Two years into the war, Sheftall was captured by the British. He and his son, Sheftall Sheftall, who served as his assistant, were imprisoned in Antigua. When they were freed in a prisoner exchange, but were unable to return to the British held Savannah, and so resided temporarily in New York and then Philadelphia.

Like other Jews in the era of the American Revolution, Sheftall helped the Continental Army financially as well as through his military efforts. He not only made loans to the authorities, but paid for the upkeep of the soldiers under his command and invested in Georgia bonds and notes. Although he formally petitioned both the State of Georgia and the Continental Congress, the money owed him was never repaid…nor was he able to recover the property he lost when it was seized by British troops.

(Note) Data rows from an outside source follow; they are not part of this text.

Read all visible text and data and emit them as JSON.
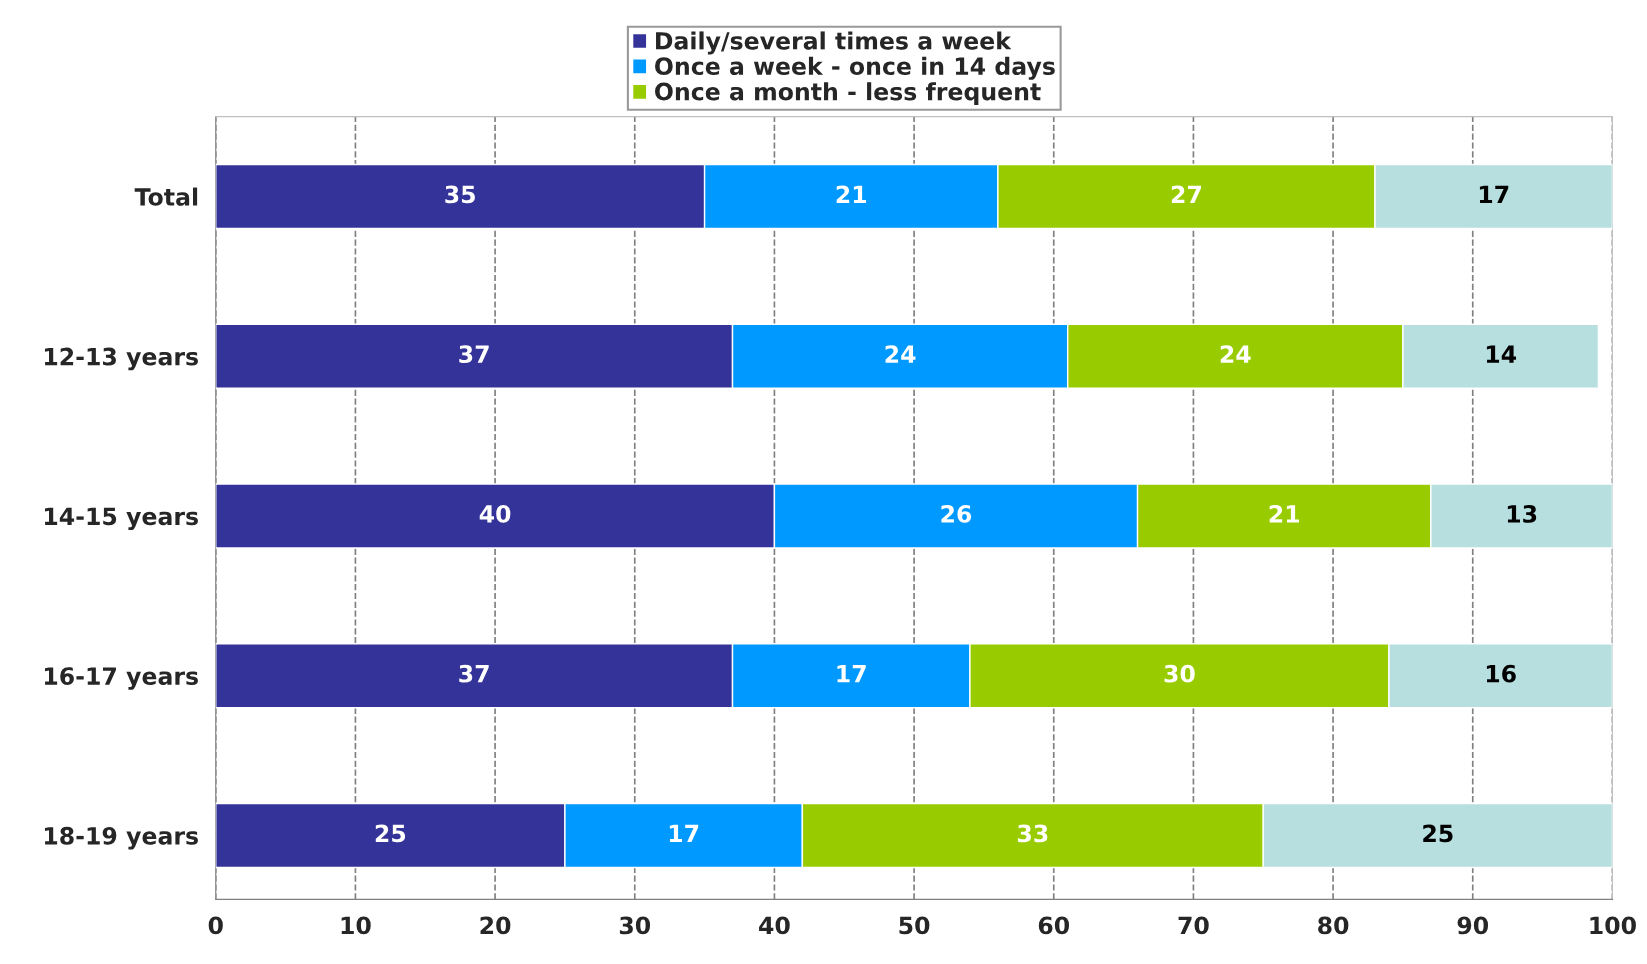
{
  "chart_data": {
    "type": "bar",
    "orientation": "horizontal",
    "stacked": true,
    "categories": [
      "Total",
      "12-13 years",
      "14-15 years",
      "16-17 years",
      "18-19 years"
    ],
    "series": [
      {
        "name": "Daily/several times a week",
        "color": "#333399",
        "values": [
          35,
          37,
          40,
          37,
          25
        ]
      },
      {
        "name": "Once a week - once in 14 days",
        "color": "#0099ff",
        "values": [
          21,
          24,
          26,
          17,
          17
        ]
      },
      {
        "name": "Once a month - less frequent",
        "color": "#99cc00",
        "values": [
          27,
          24,
          21,
          30,
          33
        ]
      },
      {
        "color": "#b7dfe0",
        "values": [
          17,
          14,
          13,
          16,
          25
        ]
      }
    ],
    "xlim": [
      0,
      100
    ],
    "xticks": [
      0,
      10,
      20,
      30,
      40,
      50,
      60,
      70,
      80,
      90,
      100
    ],
    "grid": "x",
    "legend": "top",
    "data_labels": true
  }
}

Mordecai Sheftall was more than a Jewish Revolutionary War hero. He was also an active and devout Jew who helped establish and maintain the Jewish community in Savannah. His own home served as the unofficial house of worship for Congregation Mickve Israel (using the Torah his father had brought with him when he emigrated from England) until an actual edifice was built after the war. He also donated the land for the first major Jewish cemetery in Georgia, which was known for some time as the Sheftall Cemetery.